Macquarie has earned 535.3 billion won ($475 million) from managing the fund since 2006, Tcha said, citing its data.

The Australian asset manager has taken an average of 30 percent of what the fund's shareholders have received as returns on investment. Macquarie also gets incentives when the fund's stock price increases.

For instance, when the fund surpasses 10,000 won per share, Macquarie gets 60 billion won in incentives. The higher the incentives it gets, the lower the returns for its shareholders because Macquarie delivers the returns after subtracting its fees and incentives, Tcha explained.

The fund is currently trading little above 9,000 won per share.

This is why its shareholders do not want to see the share price of the fund to go up, leading some investors to unload its shares to keep it below 10,000 won.

Tcha said Macquarie is making "excessive gains" from those 12 infrastructure assets whose positive cash flows are guaranteed by the government. The assets' main source of revenue is toll fees and taxes paid by people and residents.

In other words, Macquarie is just sitting back without putting out a lot of effort or reinvesting its gains, and acting like a "chaebol" with a minority stake but thinks it is in full control over the 12 assets as if they were its subsidiaries, he added.

"It is working only for Macquarie Group's interest, and not for its shareholders," Tcha said. "Fund managers are like butlers. If they do not work hard or at all, their employers have the right to change or let them go."

This is the reason Platform Partners in alliance with other minority shareholders has called for the fee reduction and change of fund manager, aligned with standards in advanced countries.

The country's securities law only allows boards to decide on management service fees. And Macquarie had used "delayed tactics" by not responding to Platform's calls. Macquarie asked Platform recently for a certificate of proof showing the activist was one of the fund's shareholders, he noted.

Platforms then sent it to Macquarie, and requested to hold a shareholder meeting where it seeks to raise the fee issue with other shareholders.

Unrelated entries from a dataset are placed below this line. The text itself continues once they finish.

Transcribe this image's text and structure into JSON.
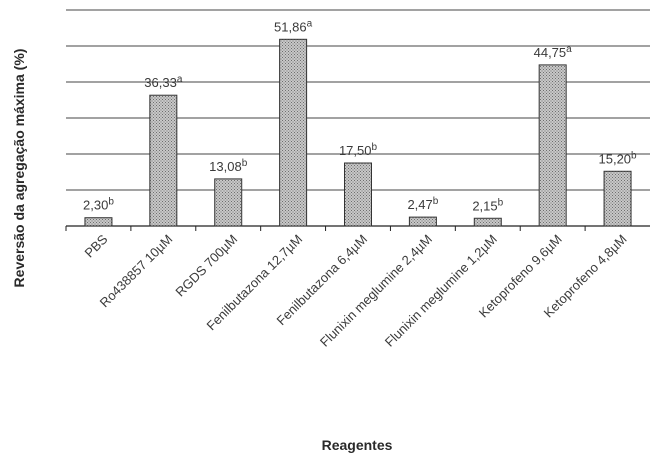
{
  "chart_data": {
    "type": "bar",
    "xlabel": "Reagentes",
    "ylabel": "Reversão da agregação máxima  (%)",
    "ylim": [
      0,
      60
    ],
    "grid": true,
    "categories": [
      "PBS",
      "Ro438857 10µM",
      "RGDS 700µM",
      "Fenilbutazona 12,7µM",
      "Fenilbutazona 6,4µM",
      "Flunixin meglumine 2,4µM",
      "Flunixin meglumine 1,2µM",
      "Ketoprofeno 9,6µM",
      "Ketoprofeno 4,8µM"
    ],
    "values": [
      2.3,
      36.33,
      13.08,
      51.86,
      17.5,
      2.47,
      2.15,
      44.75,
      15.2
    ],
    "value_labels": [
      "2,30",
      "36,33",
      "13,08",
      "51,86",
      "17,50",
      "2,47",
      "2,15",
      "44,75",
      "15,20"
    ],
    "significance": [
      "b",
      "a",
      "b",
      "a",
      "b",
      "b",
      "b",
      "a",
      "b"
    ],
    "colors": {
      "bar_fill": "#c8c8c8",
      "bar_dots": "#6e6e6e",
      "bar_stroke": "#333333",
      "grid": "#444444"
    }
  }
}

"How can a fund manager not recognize its investors? It has deliberately been delaying opening a meeting, and framing this as a hostile takeover by us. This is nonsense," Tcha said.

"Only the board can decide on the fees. But we can raise the issue at the shareholders meeting and gather a consensus, while demanding a change in the fund manager."

It seeks to change it to KORAMCO REITS Management & Trust, which agreed to manage the fund at one-eighth of Macquarie's management fees. KORAMCO would manage it until the fund selects a new asset manager through a "fair bidding" process, he said.

Macquarie gets fees 20 times more than what KDB Infrastructure Investments Asset Management receives for managing the investment in the Seoul-Chuncheon Highway, Tcha noted.

"Any managers such as KB or Mirae Asset can then come in and bid for it."

Earlier, Macquarie said its fee structure is similar to that of other global infrastructure funds, citing Brookfield Infrastructure Partners (BIP), John Laing Infrastructure Fund (JLIF) and 3i Infrastructure as examples.

Tcha, in response, said they are similar.

But he stressed the big difference is "they are active investors and Macquarie is a passive one," adding BIP and 3i and JLIF have been actively investing and reinvesting their own money and gains in new projects and assets over the years.

The number of assets MKIF invested in over the last decade is zero, and Macquarie Infrastructure Corp. in the U.S. has not made any investment since 2015, according to data provided by Tcha.

There were eight listed funds managed by Macquarie with a similar fee structure. Seven no longer exist following their shareholders' discontent over management. Only one continues to exists, and that is MKIF.

"Shareholder activism is about engaging to fix what has gone wrong and change to make a better investment environment," Tcha said.